A blessing and tradition I believe is less common than when I was in school is sitting around the dinner table with your family. I remember growing up and the laughter, discussions, and rebukes that occurred over "pass the potatoes". Due to my Dad's schedule we might eat later or earlier but eating together was always a priority. A priority my parents still have today. Their tradition of table talk continues to the next generation.
I am one blessed woman because of my parent's desire to continue family dinners. On the nights when my roller skates are rolling in multiple directions at high speed, we are usually invited up to my parent's house for supper. Oh yeah, we are blessed.
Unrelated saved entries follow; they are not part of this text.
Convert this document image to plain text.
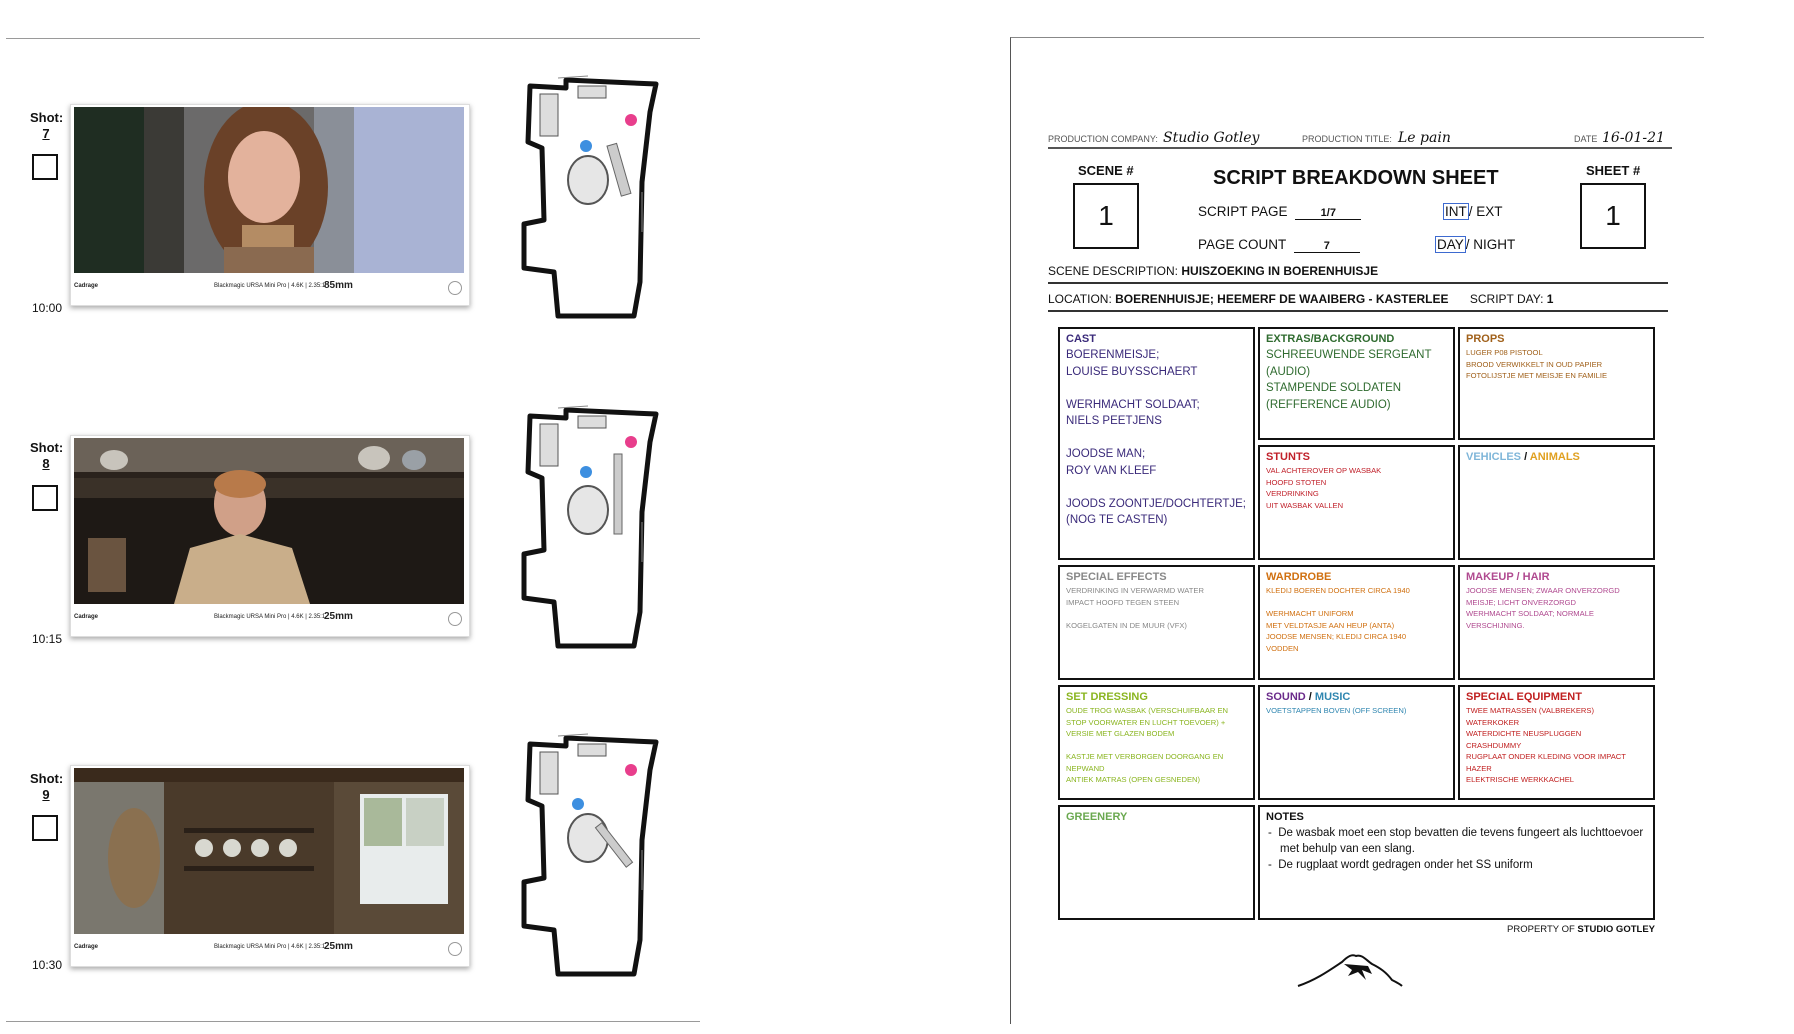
Shot:
7
10:00
Cadrage	Blackmagic URSA Mini Pro | 4.6K | 2.35:1
85mm
Shot:
8
10:15
Cadrage	Blackmagic URSA Mini Pro | 4.6K | 2.35:1
25mm
Shot:
9
10:30
Cadrage	Blackmagic URSA Mini Pro | 4.6K | 2.35:1
25mm
PRODUCTION COMPANY: Studio Gotley	PRODUCTION TITLE: Le pain	DATE 16-01-21
SCENE #
1
SCRIPT BREAKDOWN SHEET	SHEET #
1
SCRIPT PAGE	1/7
PAGE COUNT	7
INT / EXT
DAY / NIGHT
SCENE DESCRIPTION: HUISZOEKING IN BOERENHUISJE
LOCATION: BOERENHUISJE; HEEMERF DE WAAIBERG - KASTERLEE SCRIPT DAY: 1
CAST
BOERENMEISJE;
LOUISE BUYSSCHAERT

WERHMACHT SOLDAAT;
NIELS PEETJENS

JOODSE MAN;
ROY VAN KLEEF

JOODS ZOONTJE/DOCHTERTJE;
(NOG TE CASTEN)
EXTRAS/BACKGROUND
SCHREEUWENDE SERGEANT
(AUDIO)
STAMPENDE SOLDATEN
(REFFERENCE AUDIO)
PROPS
LUGER P08 PISTOOL
BROOD VERWIKKELT IN OUD PAPIER
FOTOLIJSTJE MET MEISJE EN FAMILIE
STUNTS
VAL ACHTEROVER OP WASBAK
HOOFD STOTEN
VERDRINKING
UIT WASBAK VALLEN
VEHICLES / ANIMALS
SPECIAL EFFECTS
VERDRINKING IN VERWARMD WATER
IMPACT HOOFD TEGEN STEEN

KOGELGATEN IN DE MUUR (VFX)
WARDROBE
KLEDIJ BOEREN DOCHTER CIRCA 1940

WERHMACHT UNIFORM
MET VELDTASJE AAN HEUP (ANTA)
JOODSE MENSEN; KLEDIJ CIRCA 1940
VODDEN
MAKEUP / HAIR
JOODSE MENSEN; ZWAAR ONVERZORGD
MEISJE; LICHT ONVERZORGD
WERHMACHT SOLDAAT; NORMALE
VERSCHIJNING.
SET DRESSING
OUDE TROG WASBAK (VERSCHUIFBAAR EN
STOP VOORWATER EN LUCHT TOEVOER) +
VERSIE MET GLAZEN BODEM

KASTJE MET VERBORGEN DOORGANG EN
NEPWAND
ANTIEK MATRAS (OPEN GESNEDEN)
SOUND / MUSIC
VOETSTAPPEN BOVEN (OFF SCREEN)
SPECIAL EQUIPMENT
TWEE MATRASSEN (VALBREKERS)
WATERKOKER
WATERDICHTE NEUSPLUGGEN
CRASHDUMMY
RUGPLAAT ONDER KLEDING VOOR IMPACT
HAZER
ELEKTRISCHE WERKKACHEL
GREENERY	NOTES
-  De wasbak moet een stop bevatten die tevens fungeert als luchttoevoer met behulp van een slang.
-  De rugplaat wordt gedragen onder het SS uniform
PROPERTY OF STUDIO GOTLEY
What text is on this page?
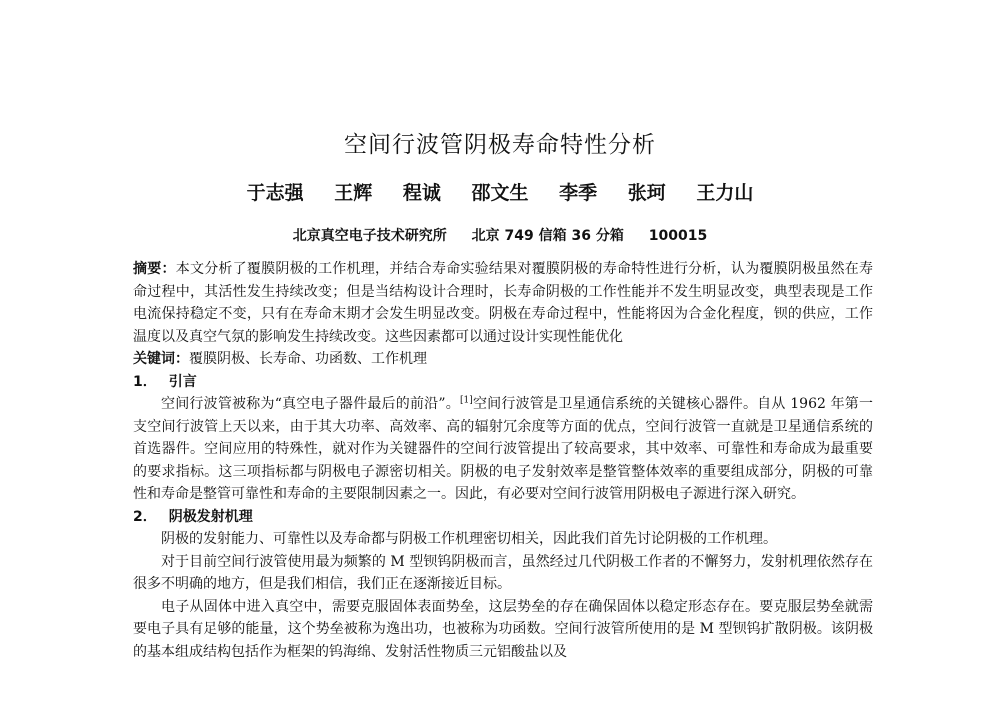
空间行波管阴极寿命特性分析
于志强 王辉 程诚 邵文生 李季 张珂 王力山
北京真空电子技术研究所 北京 749 信箱 36 分箱 100015

摘要：本文分析了覆膜阴极的工作机理，并结合寿命实验结果对覆膜阴极的寿命特性进行分析，认为覆膜阴极虽然在寿命过程中，其活性发生持续改变；但是当结构设计合理时，长寿命阴极的工作性能并不发生明显改变，典型表现是工作电流保持稳定不变，只有在寿命末期才会发生明显改变。阴极在寿命过程中，性能将因为合金化程度，钡的供应，工作温度以及真空气氛的影响发生持续改变。这些因素都可以通过设计实现性能优化

关键词：覆膜阴极、长寿命、功函数、工作机理

1． 引言

空间行波管被称为“真空电子器件最后的前沿”。[1]空间行波管是卫星通信系统的关键核心器件。自从 1962 年第一支空间行波管上天以来，由于其大功率、高效率、高的辐射冗余度等方面的优点，空间行波管一直就是卫星通信系统的首选器件。空间应用的特殊性，就对作为关键器件的空间行波管提出了较高要求，其中效率、可靠性和寿命成为最重要的要求指标。这三项指标都与阴极电子源密切相关。阴极的电子发射效率是整管整体效率的重要组成部分，阴极的可靠性和寿命是整管可靠性和寿命的主要限制因素之一。因此，有必要对空间行波管用阴极电子源进行深入研究。

2． 阴极发射机理

阴极的发射能力、可靠性以及寿命都与阴极工作机理密切相关，因此我们首先讨论阴极的工作机理。

对于目前空间行波管使用最为频繁的 M 型钡钨阴极而言，虽然经过几代阴极工作者的不懈努力，发射机理依然存在很多不明确的地方，但是我们相信，我们正在逐渐接近目标。

电子从固体中进入真空中，需要克服固体表面势垒，这层势垒的存在确保固体以稳定形态存在。要克服层势垒就需要电子具有足够的能量，这个势垒被称为逸出功，也被称为功函数。空间行波管所使用的是 M 型钡钨扩散阴极。该阴极的基本组成结构包括作为框架的钨海绵、发射活性物质三元铝酸盐以及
Some of my dear friends say I am spoiled but like my Gram Mary used to tell me, "She isn't spoiled, just loved a lot." Teehee...
Most working moms struggle to have dinner on the table each night, so trying to organize a dinner and a time when everyone will be home can be as challenging as world peace sometimes. Most homes have two working parents and children scattered in as many different directions as there are kids.
So when the opportunity arises, what does a family do? It requires time, effort, and a willingness to "sit". I am guilty of this myself on the days when we might all be home for dinner together but I am so tired, I don't cook. I think this is why my parents cook so much because they know the value and importance of sitting together and enjoying each others company.
Table talk is a time to know your family on a personal and intimate level. Our kids experience so much each day at school, they need to be asked, "What did you do today?" or "What did you learn today?" or "What was the highlight of your day?" If you don't ask, then they aren't looking for opportunities to grow. These simple questions are one way we invest in our children's lives.
Another valuable aspect of this family dinner time are the opportunities to invest in your husband or wives life. "How was your day?" or "How was the drive?" or "You look like you had a ____ day, tell me about it." Invest in each other, your marriage is worth it.
The next time you are tempted to go through the fast food drive-through, remember, if your table talk is on the drive-through then so might your relationships. I am not trying to condemn anyone or make you feel guilty. I too am guilty of this poor choice at times too but my admitting my own guilt, I am more conscious of my decisions.
I was raised in a close-knit family and I pray this for my family too.